Published online by Cambridge University Press: 05 June 2012
There is arguably no one among the founding generation more closely associated with a particular mode of constitutional interpretation than is Thomas Jefferson with the theory of “strict construction.” Yet that association is not without its complexities. Jefferson's understanding of constitutionalism tended to be an “evolving” one, often seemingly shaped as much by pressing political necessity as by antecedent philosophical commitment. During the time the Philadelphia Convention was meeting and during the ratification battle, for example, Jefferson's constitutional thought was largely devoid of deep and abiding concerns about the sanctity of state sovereignty and what might be the potential dangers posed to it by the reach of the new federal government. On the whole, he thought the handiwork of the Convention went far toward remedying the most serious defects of the existing confederation. It was the period from 1788 until 1800 that became the crucible in which the ideological fires of Federalism would cause his Republican beliefs in states' rights and strict construction both to form and to harden.
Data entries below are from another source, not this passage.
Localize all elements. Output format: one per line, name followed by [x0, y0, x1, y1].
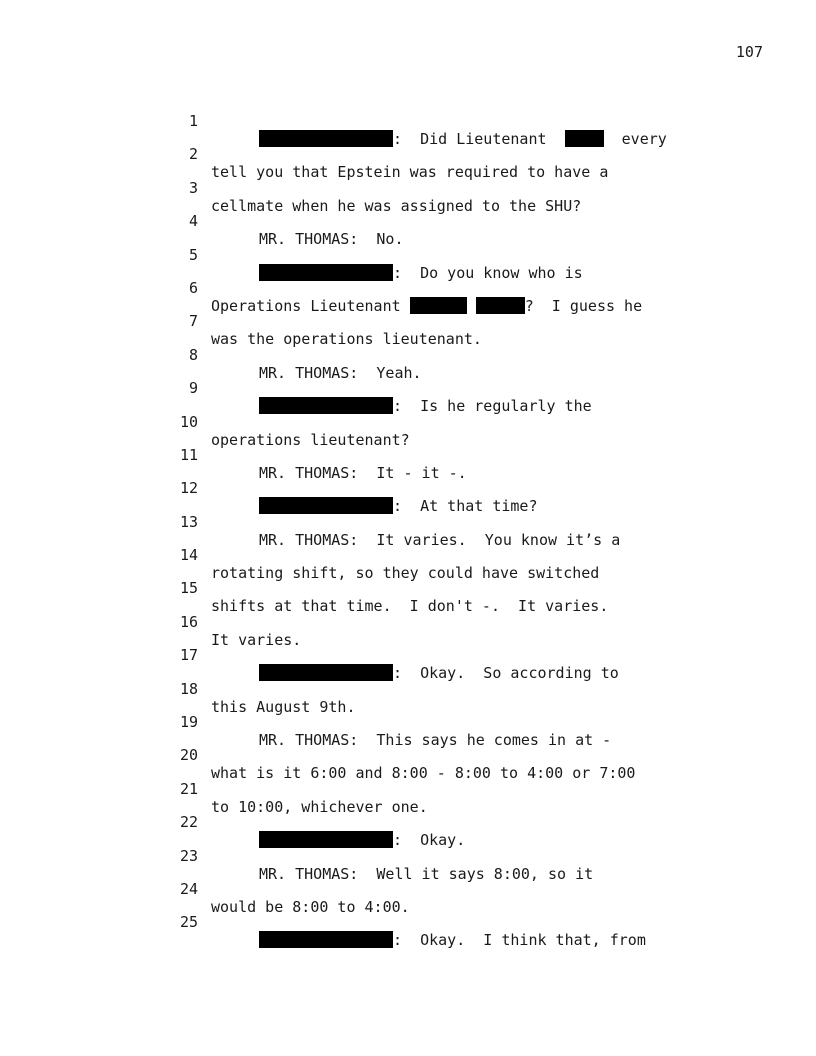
- line-text: MR. THOMAS: Well it says 8:00, so it: [259, 864, 594, 883]
- line-number: 13: [179, 512, 198, 531]
- transcript-line: [0, 294, 816, 349]
- line-number: 3: [188, 178, 198, 197]
- line-text: cellmate when he was assigned to the SHU?: [211, 196, 582, 215]
- line-number: 9: [188, 379, 198, 398]
- line-number: 25: [179, 913, 198, 932]
- line-text: [259, 931, 646, 949]
- transcript-line: [0, 795, 816, 850]
- line-number: 20: [179, 746, 198, 765]
- transcript-line: [0, 461, 816, 516]
- line-number: 7: [188, 312, 198, 331]
- transcript-line: [0, 161, 816, 215]
- line-number: 2: [188, 145, 198, 164]
- line-number: 5: [188, 245, 198, 264]
- redaction-box: [259, 931, 393, 948]
- transcript-line: [0, 628, 816, 683]
- transcript-line: [0, 261, 816, 315]
- transcript-line: [0, 662, 816, 716]
- line-text-segment: ? I guess he: [524, 296, 643, 315]
- page-number: 107: [735, 43, 763, 61]
- line-text: MR. THOMAS: This says he comes in at -: [259, 731, 612, 750]
- line-number: 14: [179, 546, 198, 565]
- line-number: 17: [179, 646, 198, 665]
- line-text-segment: : Okay. So according to: [393, 664, 619, 683]
- line-number: 23: [179, 846, 198, 865]
- line-number: 15: [179, 579, 198, 598]
- line-number: 24: [179, 879, 198, 898]
- transcript-line: [0, 127, 816, 182]
- line-text: tell you that Epstein was required to have a: [211, 163, 609, 182]
- transcript-line: [0, 728, 816, 783]
- line-text-segment: : Is he regularly the: [393, 397, 592, 416]
- line-text: was the operations lieutenant.: [211, 330, 482, 349]
- line-text-segment: : At that time?: [393, 497, 538, 516]
- line-number: 1: [188, 112, 198, 130]
- transcript-line: [0, 361, 816, 416]
- transcript-line: [0, 395, 816, 449]
- line-text: MR. THOMAS: It - it -.: [259, 463, 467, 482]
- line-number: 19: [179, 713, 198, 732]
- line-number: 11: [179, 445, 198, 464]
- transcript-line: [0, 328, 816, 382]
- line-text: this August 9th.: [211, 697, 356, 716]
- line-text: operations lieutenant?: [211, 430, 410, 449]
- line-text-segment: : Do you know who is: [393, 263, 583, 282]
- transcript-line: [0, 528, 816, 583]
- transcript-line: [0, 495, 816, 549]
- transcript-line: [0, 829, 816, 883]
- transcript-line: [0, 595, 816, 649]
- transcript-line: [0, 194, 816, 249]
- transcript-line: [0, 895, 816, 950]
- transcript-line: [0, 428, 816, 482]
- line-number: 22: [179, 813, 198, 832]
- line-text: to 10:00, whichever one.: [211, 797, 428, 816]
- line-number: 12: [179, 479, 198, 498]
- line-number: 16: [179, 612, 198, 631]
- line-text: rotating shift, so they could have switched: [211, 564, 600, 583]
- line-text: MR. THOMAS: No.: [259, 230, 404, 249]
- transcript-line: [0, 862, 816, 916]
- transcript-line: [0, 561, 816, 616]
- line-text: MR. THOMAS: It varies. You know it’s a: [259, 530, 621, 549]
- line-text: would be 8:00 to 4:00.: [211, 897, 410, 916]
- transcript: [0, 94, 816, 950]
- line-text: MR. THOMAS: Yeah.: [259, 363, 422, 382]
- line-text-segment: every: [621, 130, 667, 148]
- transcript-line: [0, 695, 816, 750]
- line-text-segment: : Okay. I think that, from: [393, 931, 646, 950]
- line-text: what is it 6:00 and 8:00 - 8:00 to 4:00 or 7:00: [211, 764, 636, 783]
- line-text-segment: : Okay.: [393, 831, 466, 850]
- line-text-segment: Operations Lieutenant: [211, 296, 401, 315]
- line-number: 21: [179, 779, 198, 798]
- line-text: It varies.: [211, 630, 302, 649]
- transcript-line: [0, 762, 816, 816]
- line-text: shifts at that time. I don't -. It varies.: [211, 597, 609, 616]
- line-number: 10: [179, 412, 198, 431]
- line-number: 18: [179, 679, 198, 698]
- transcript-line: [0, 94, 816, 148]
- line-text-segment: : Did Lieutenant: [393, 130, 547, 148]
- line-number: 4: [188, 212, 198, 231]
- line-number: 6: [188, 278, 198, 297]
- transcript-line: [0, 228, 816, 282]
- line-number: 8: [188, 345, 198, 364]
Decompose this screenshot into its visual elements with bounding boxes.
But then, after the so-called revolution of 1800, there were occasions when President Jefferson seemed willing to embrace views at odds with the strict tenets of Republicanism he had expressed in the past, causing even some of his most devoted followers to wonder.
Jefferson began as a moderate critic of the Articles of Confederation, arguing as early as 1785 that the failure of that first constitution to grant a federal power to Congress to regulate commerce among the several states was one of its more glaring imperfections.